Aber Die illegale Besatzung und Siedlung begann 1967.
Meine Antwort hat ein wenig gedauert, ich hatte keine Zeit vorher und musste die Zeitachse auch noch ein wenig nochmal überfliegen. Die groben Daten kannte ich, aber ich habe gemerkt wie viel ich davon schon wieder vergessen hatte (oder auch noch gar nicht wusste).

Dem 6 Tage Krieg gingen ja schon einige Ressourcenkämpfe z.B. ums Wasser des Jordans vorher. Nach dem 6 Tagekrieg hatte Israel sogar die Rückgabe der Gebiete an Ägypten und die Golanhöhen an Syrien angeboten, nur mit 2 Bedingungen: Existenzrecht Israels anerkennen und Ende der Kämpfe. Das wurde aber abgelehnt, stattdessen dann weitere Kriege, z.B. der Jom-Kippur Krieg 1973.
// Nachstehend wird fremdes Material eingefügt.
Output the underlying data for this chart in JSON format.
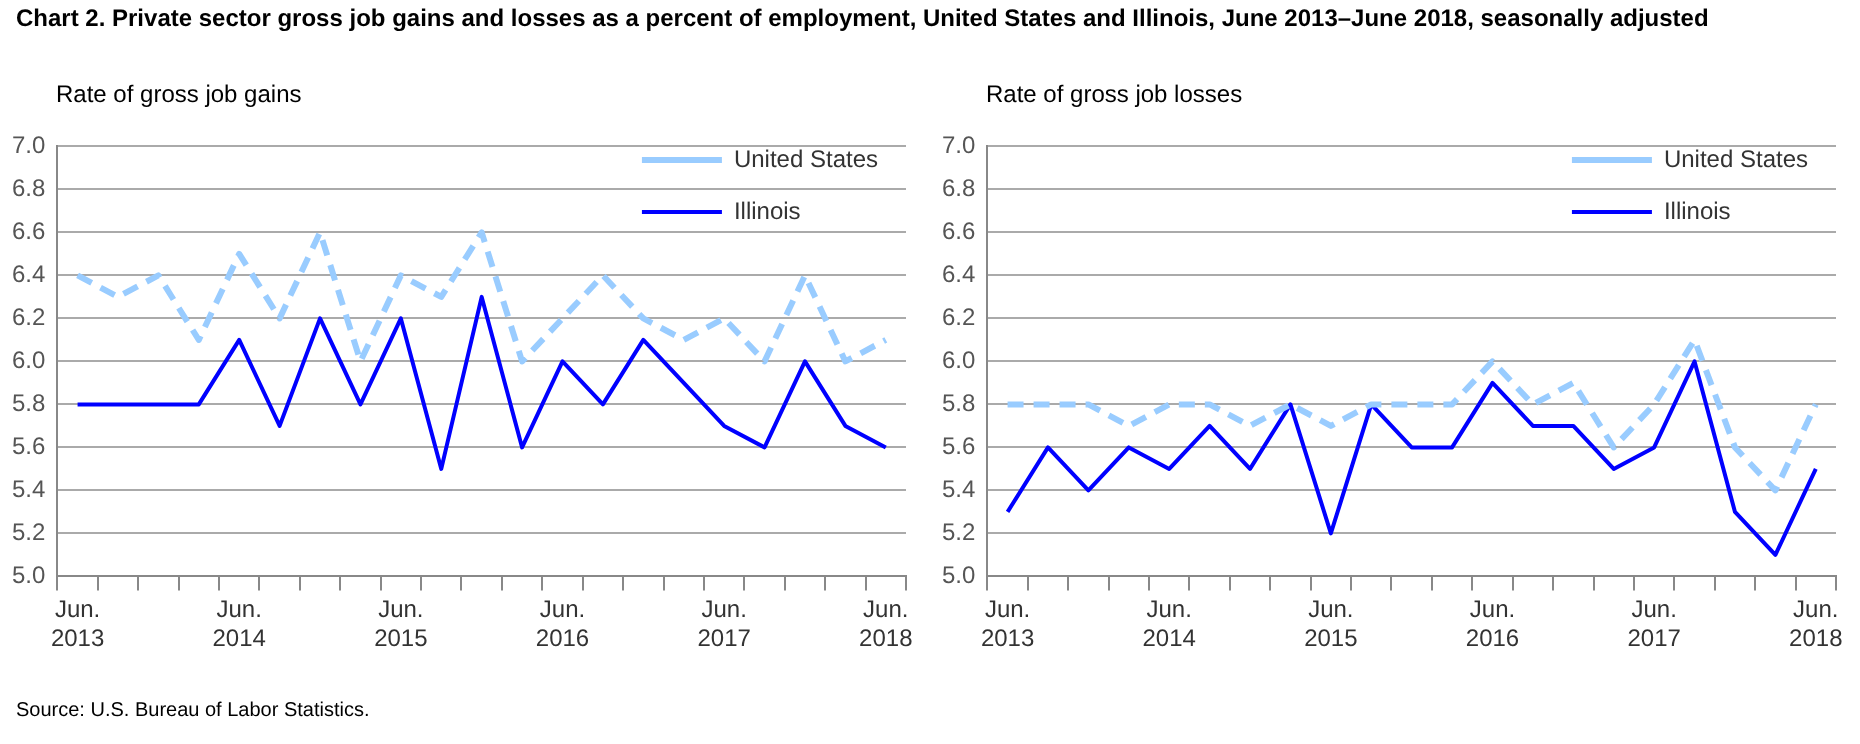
{
  "chart_data": [
    {
      "type": "line",
      "title": "Chart 2. Private sector gross  job gains and losses  as a percent of employment, United States and Illinois, June 2013–June 2018, seasonally adjusted",
      "ylabel": "Rate of gross job gains",
      "annotations": [
        "Source: U.S. Bureau of Labor Statistics."
      ],
      "categories": [
        "Jun. 2013",
        null,
        null,
        null,
        "Jun. 2014",
        null,
        null,
        null,
        "Jun. 2015",
        null,
        null,
        null,
        "Jun. 2016",
        null,
        null,
        null,
        "Jun. 2017",
        null,
        null,
        null,
        "Jun. 2018"
      ],
      "series": [
        {
          "name": "United States",
          "color": "#99ccff",
          "line_style": "dashed",
          "values": [
            6.4,
            6.3,
            6.4,
            6.1,
            6.5,
            6.2,
            6.6,
            6.0,
            6.4,
            6.3,
            6.6,
            6.0,
            6.2,
            6.4,
            6.2,
            6.1,
            6.2,
            6.0,
            6.4,
            6.0,
            6.1
          ]
        },
        {
          "name": "Illinois",
          "color": "#0000ff",
          "line_style": "solid",
          "values": [
            5.8,
            5.8,
            5.8,
            5.8,
            6.1,
            5.7,
            6.2,
            5.8,
            6.2,
            5.5,
            6.3,
            5.6,
            6.0,
            5.8,
            6.1,
            5.9,
            5.7,
            5.6,
            6.0,
            5.7,
            5.6
          ]
        }
      ],
      "ylim": [
        5,
        7
      ],
      "yticks": [
        {
          "value": 5,
          "label": "5.0"
        },
        {
          "value": 5.2,
          "label": "5.2"
        },
        {
          "value": 5.4,
          "label": "5.4"
        },
        {
          "value": 5.6,
          "label": "5.6"
        },
        {
          "value": 5.8,
          "label": "5.8"
        },
        {
          "value": 6,
          "label": "6.0"
        },
        {
          "value": 6.2,
          "label": "6.2"
        },
        {
          "value": 6.4,
          "label": "6.4"
        },
        {
          "value": 6.6,
          "label": "6.6"
        },
        {
          "value": 6.8,
          "label": "6.8"
        },
        {
          "value": 7,
          "label": "7.0"
        }
      ],
      "grid": "y",
      "legend": "top right",
      "marker": "none"
    },
    {
      "type": "line",
      "ylabel": "Rate of gross job losses",
      "categories": [
        "Jun. 2013",
        null,
        null,
        null,
        "Jun. 2014",
        null,
        null,
        null,
        "Jun. 2015",
        null,
        null,
        null,
        "Jun. 2016",
        null,
        null,
        null,
        "Jun. 2017",
        null,
        null,
        null,
        "Jun. 2018"
      ],
      "series": [
        {
          "name": "United States",
          "color": "#99ccff",
          "line_style": "dashed",
          "values": [
            5.8,
            5.8,
            5.8,
            5.7,
            5.8,
            5.8,
            5.7,
            5.8,
            5.7,
            5.8,
            5.8,
            5.8,
            6.0,
            5.8,
            5.9,
            5.6,
            5.8,
            6.1,
            5.6,
            5.4,
            5.8
          ]
        },
        {
          "name": "Illinois",
          "color": "#0000ff",
          "line_style": "solid",
          "values": [
            5.3,
            5.6,
            5.4,
            5.6,
            5.5,
            5.7,
            5.5,
            5.8,
            5.2,
            5.8,
            5.6,
            5.6,
            5.9,
            5.7,
            5.7,
            5.5,
            5.6,
            6.0,
            5.3,
            5.1,
            5.5
          ]
        }
      ],
      "ylim": [
        5,
        7
      ],
      "yticks": [
        {
          "value": 5,
          "label": "5.0"
        },
        {
          "value": 5.2,
          "label": "5.2"
        },
        {
          "value": 5.4,
          "label": "5.4"
        },
        {
          "value": 5.6,
          "label": "5.6"
        },
        {
          "value": 5.8,
          "label": "5.8"
        },
        {
          "value": 6,
          "label": "6.0"
        },
        {
          "value": 6.2,
          "label": "6.2"
        },
        {
          "value": 6.4,
          "label": "6.4"
        },
        {
          "value": 6.6,
          "label": "6.6"
        },
        {
          "value": 6.8,
          "label": "6.8"
        },
        {
          "value": 7,
          "label": "7.0"
        }
      ],
      "grid": "y",
      "legend": "top right",
      "marker": "none"
    }
  ]
}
Das Problem war damals, dass die Arabischen Staaten innenpolitische Probleme hatten und keinen Frieden mit Israel wollten.
Ich würde sagen, dass die Probleme also vorher schon bestanden, also vor 1967, aber der Krieg sowie die nachfolgenden Siedlungen von Israelischer Seite aus noch weiter dazu beigetragen haben, keinen gemeinsamen Nenner finden zu können.